Mais bientôt, ces années d’étude ne seraient plus qu’un mauvais souvenir. Il allait à Thèbes ! Thèbes, la capitale religieuse de l’Égypte, la belle du sud, la gigantesque cité du dieu Amon, coupée en deux par le Nil. On disait que ses temples regorgeaient de richesses, que leurs murs et leurs statues étaient plaqués d’or et d’argent, et que le grand prêtre d’Amon était presque aussi riche et puissant que Pharaon lui-même ! Et sur les quais de Thèbes, Hori verrait des bateaux venus du sud, des voyageurs du monde entier venus admirer les merveilles de la ville aux cent portes. Et lui, Hori, modeste fils de cordonnier, il serait scribe, il travaillerait pour l’Égypte, il aiderait à faire régner Maât, la justice des dieux, il…

La voix d’Ithou sortit le garçon de sa rêverie :

— Hori, tu m’écoutes ?

— Je suis désolé, Maître, je crois que je n’ai pas bien compris ce que tu viens de me dire…

— Hori, tu as toujours la tête ailleurs ! Tu n’écoutes jamais ce que je dis. Comment vais-je arriver à faire de toi un scribe honorable ?

Le gros homme essuya la sueur qui lui coulait dans les yeux, l’air découragé, et se donna une claque sur la cuisse.

— Ah ! Si tu n’étais pas le fils de ma sœur… Je crois que je te ramènerais à l’école, au lieu d’essayer de faire entrer quelque chose dans ce crâne d’oiseau !

Hori bondit, comme piqué par une épingle :

— Tu ne ferais pas ça, oncle Ithou !

— Maître Ithou !

— Maître Ithou, pardon. Je ne veux pas retourner à l’école ! Je ne vais pas passer encore une année à recopier le livre de Kémyt{4} ! Et avec le maître Mésou…
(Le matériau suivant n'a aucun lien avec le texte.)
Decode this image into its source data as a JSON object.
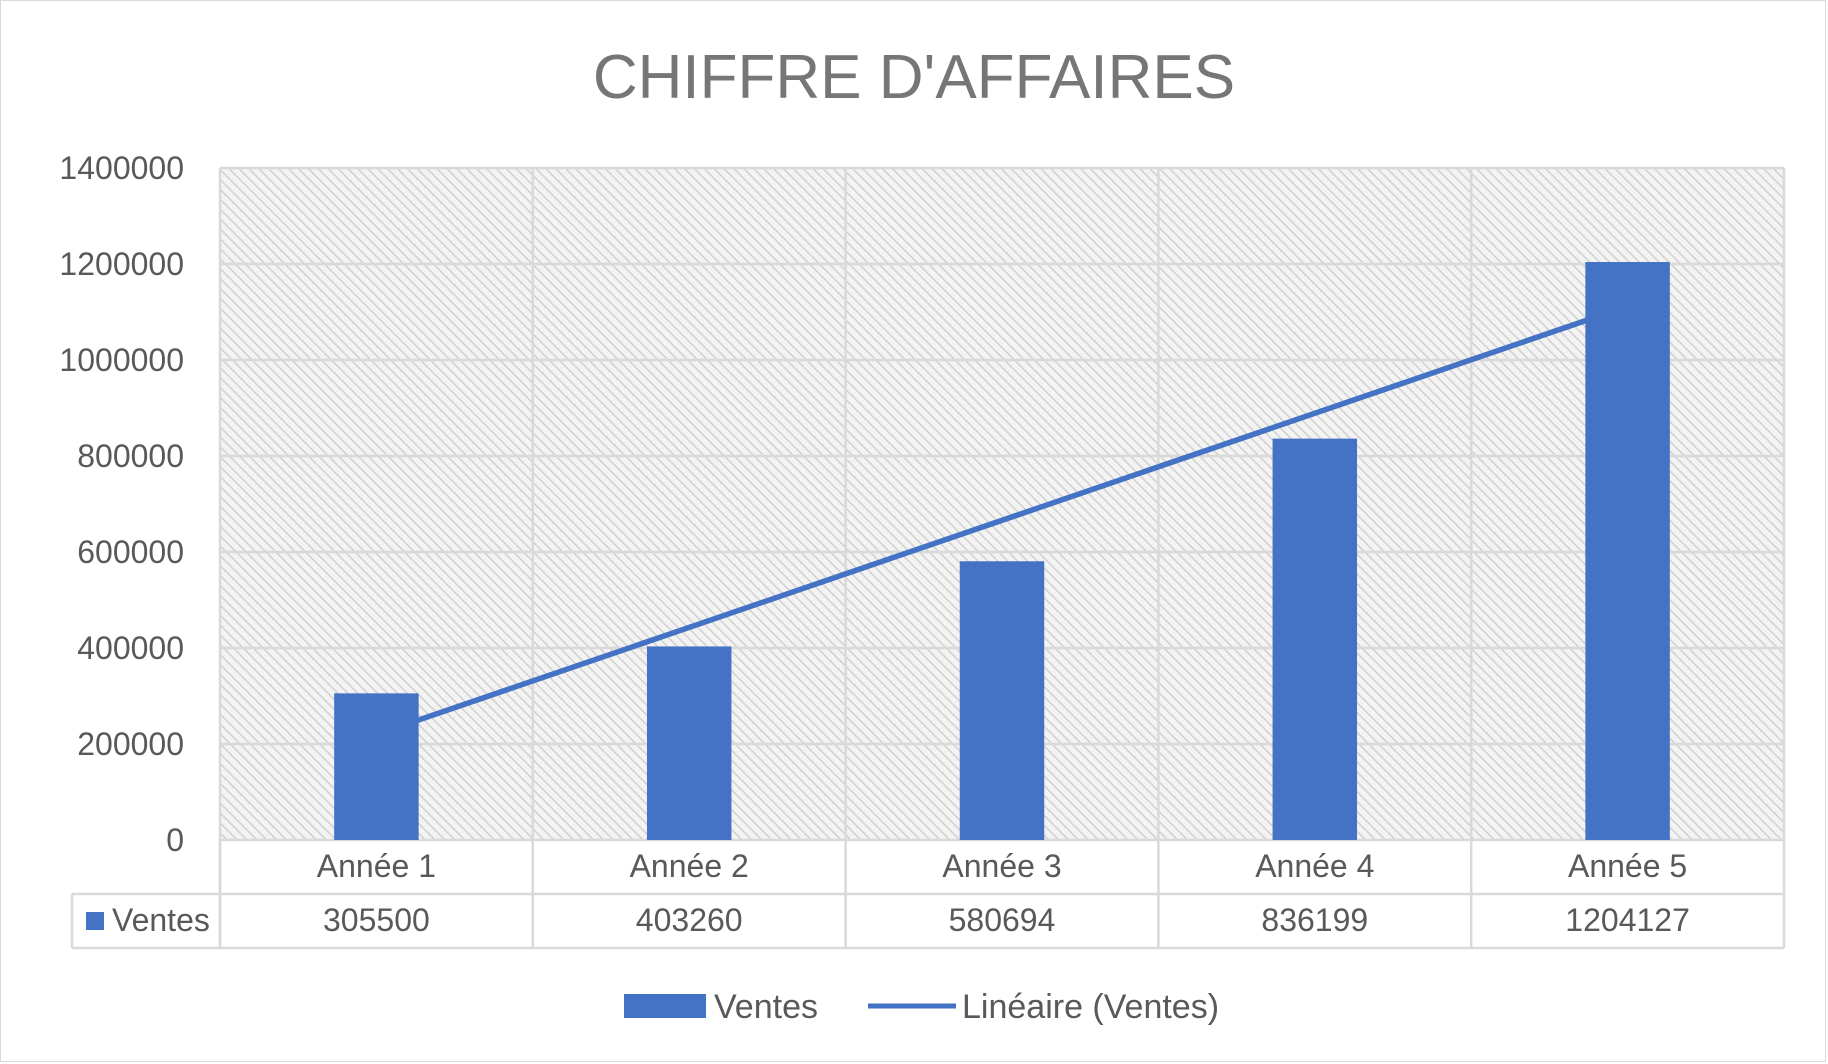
{
  "chart_data": {
    "type": "bar",
    "title": "CHIFFRE D'AFFAIRES",
    "categories": [
      "Année 1",
      "Année 2",
      "Année 3",
      "Année 4",
      "Année 5"
    ],
    "series": [
      {
        "name": "Ventes",
        "values": [
          305500,
          403260,
          580694,
          836199,
          1204127
        ],
        "color": "#4472c4"
      }
    ],
    "trendline": {
      "name": "Linéaire (Ventes)",
      "kind": "linear",
      "of_series": "Ventes",
      "color": "#4472c4"
    },
    "ylim": [
      0,
      1400000
    ],
    "yticks": [
      0,
      200000,
      400000,
      600000,
      800000,
      1000000,
      1200000,
      1400000
    ],
    "ytick_labels": [
      "0",
      "200000",
      "400000",
      "600000",
      "800000",
      "1000000",
      "1200000",
      "1400000"
    ],
    "grid": true,
    "plot_background": "hatched-gray",
    "data_table": {
      "shown": true,
      "row_label": "Ventes",
      "values": [
        "305500",
        "403260",
        "580694",
        "836199",
        "1204127"
      ]
    },
    "legend": {
      "position": "bottom",
      "entries": [
        "Ventes",
        "Linéaire (Ventes)"
      ]
    }
  }
}
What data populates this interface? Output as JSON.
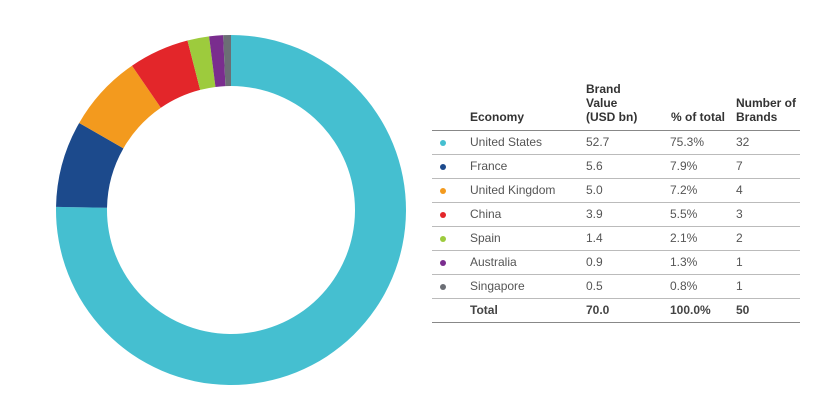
{
  "chart_data": {
    "type": "pie",
    "donut": true,
    "columns": [
      "Economy",
      "Brand Value (USD bn)",
      "% of total",
      "Number of Brands"
    ],
    "rows": [
      {
        "economy": "United States",
        "color": "#45bfd0",
        "value": 52.7,
        "value_label": "52.7",
        "share": "75.3%",
        "brands": 32
      },
      {
        "economy": "France",
        "color": "#1c4a8c",
        "value": 5.6,
        "value_label": "5.6",
        "share": "7.9%",
        "brands": 7
      },
      {
        "economy": "United Kingdom",
        "color": "#f39a1e",
        "value": 5.0,
        "value_label": "5.0",
        "share": "7.2%",
        "brands": 4
      },
      {
        "economy": "China",
        "color": "#e3262a",
        "value": 3.9,
        "value_label": "3.9",
        "share": "5.5%",
        "brands": 3
      },
      {
        "economy": "Spain",
        "color": "#9dcb3d",
        "value": 1.4,
        "value_label": "1.4",
        "share": "2.1%",
        "brands": 2
      },
      {
        "economy": "Australia",
        "color": "#7a2d8e",
        "value": 0.9,
        "value_label": "0.9",
        "share": "1.3%",
        "brands": 1
      },
      {
        "economy": "Singapore",
        "color": "#6b6e75",
        "value": 0.5,
        "value_label": "0.5",
        "share": "0.8%",
        "brands": 1
      }
    ],
    "total": {
      "label": "Total",
      "value": "70.0",
      "share": "100.0%",
      "brands": 50
    }
  }
}
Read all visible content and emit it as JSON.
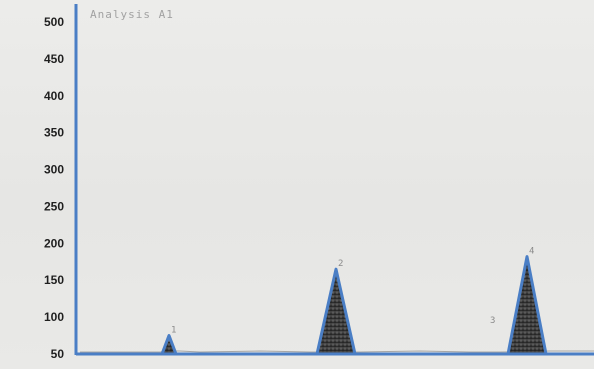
{
  "chart_data": {
    "type": "line",
    "title": "Analysis A1",
    "ylim": [
      50,
      500
    ],
    "yticks": [
      "500",
      "450",
      "400",
      "350",
      "300",
      "250",
      "200",
      "150",
      "100",
      "50"
    ],
    "series": [
      {
        "values": [
          {
            "label": "",
            "apex": 75
          },
          {
            "label": "",
            "apex": 165
          },
          {
            "label": "",
            "apex": 180
          },
          {
            "label": "3",
            "apex": 90
          }
        ]
      }
    ],
    "peaks": [
      {
        "label": "1",
        "apex": 75,
        "width": 14
      },
      {
        "label": "2",
        "apex": 165,
        "width": 38
      },
      {
        "label": "4",
        "apex": 182,
        "width": 38
      }
    ],
    "annotations": [
      "3"
    ],
    "colors": {
      "axis": "#4a7ec5",
      "fill": "#1f1f1f",
      "background": "#e9e9e7"
    }
  }
}
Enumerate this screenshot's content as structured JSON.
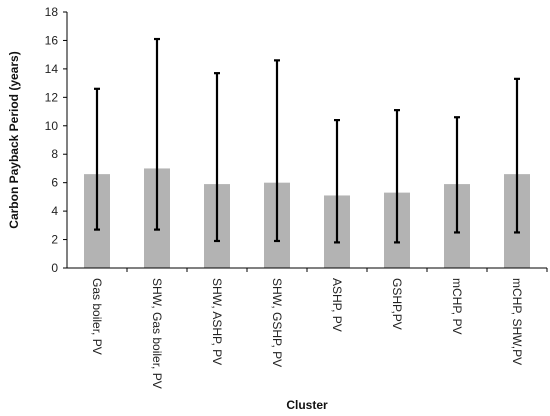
{
  "chart_data": {
    "type": "bar",
    "title": "",
    "xlabel": "Cluster",
    "ylabel": "Carbon Payback Period (years)",
    "ylim": [
      0,
      18
    ],
    "yticks": [
      0,
      2,
      4,
      6,
      8,
      10,
      12,
      14,
      16,
      18
    ],
    "ytick_labels": [
      "0",
      "2",
      "4",
      "6",
      "8",
      "10",
      "12",
      "14",
      "16",
      "18"
    ],
    "grid": false,
    "legend": "none",
    "categories": [
      "Gas boiler, PV",
      "SHW, Gas boiler, PV",
      "SHW, ASHP, PV",
      "SHW, GSHP, PV",
      "ASHP, PV",
      "GSHP,PV",
      "mCHP, PV",
      "mCHP, SHW,PV"
    ],
    "values": [
      6.6,
      7.0,
      5.9,
      6.0,
      5.1,
      5.3,
      5.9,
      6.6
    ],
    "error_low": [
      2.7,
      2.7,
      1.9,
      1.9,
      1.8,
      1.8,
      2.5,
      2.5
    ],
    "error_high": [
      12.6,
      16.1,
      13.7,
      14.6,
      10.4,
      11.1,
      10.6,
      13.3
    ],
    "colors": {
      "bar": "#b3b3b3",
      "error_bar": "#000000",
      "axis": "#000000"
    }
  }
}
— Et qu’est-ce que tu crois que j’ai fait, moi, à ton âge ? C’est avec le livre de Kémyt que des générations de scribes ont appris à écrire ! C’est une grande chance de pouvoir être scribe sur la terre de Pharaon, une grande chance, ne l’oublie jamais, Hori. Il n’y a pas de meilleur métier que scribe. Tu seras respecté partout où tu iras ! Mais cette chance se mérite. Il faut apprendre les livres de sagesse{5}, maîtriser les deux écritures{6}. Et le prêtre Mésou…

Le regard d’Ithou se teinta de respect.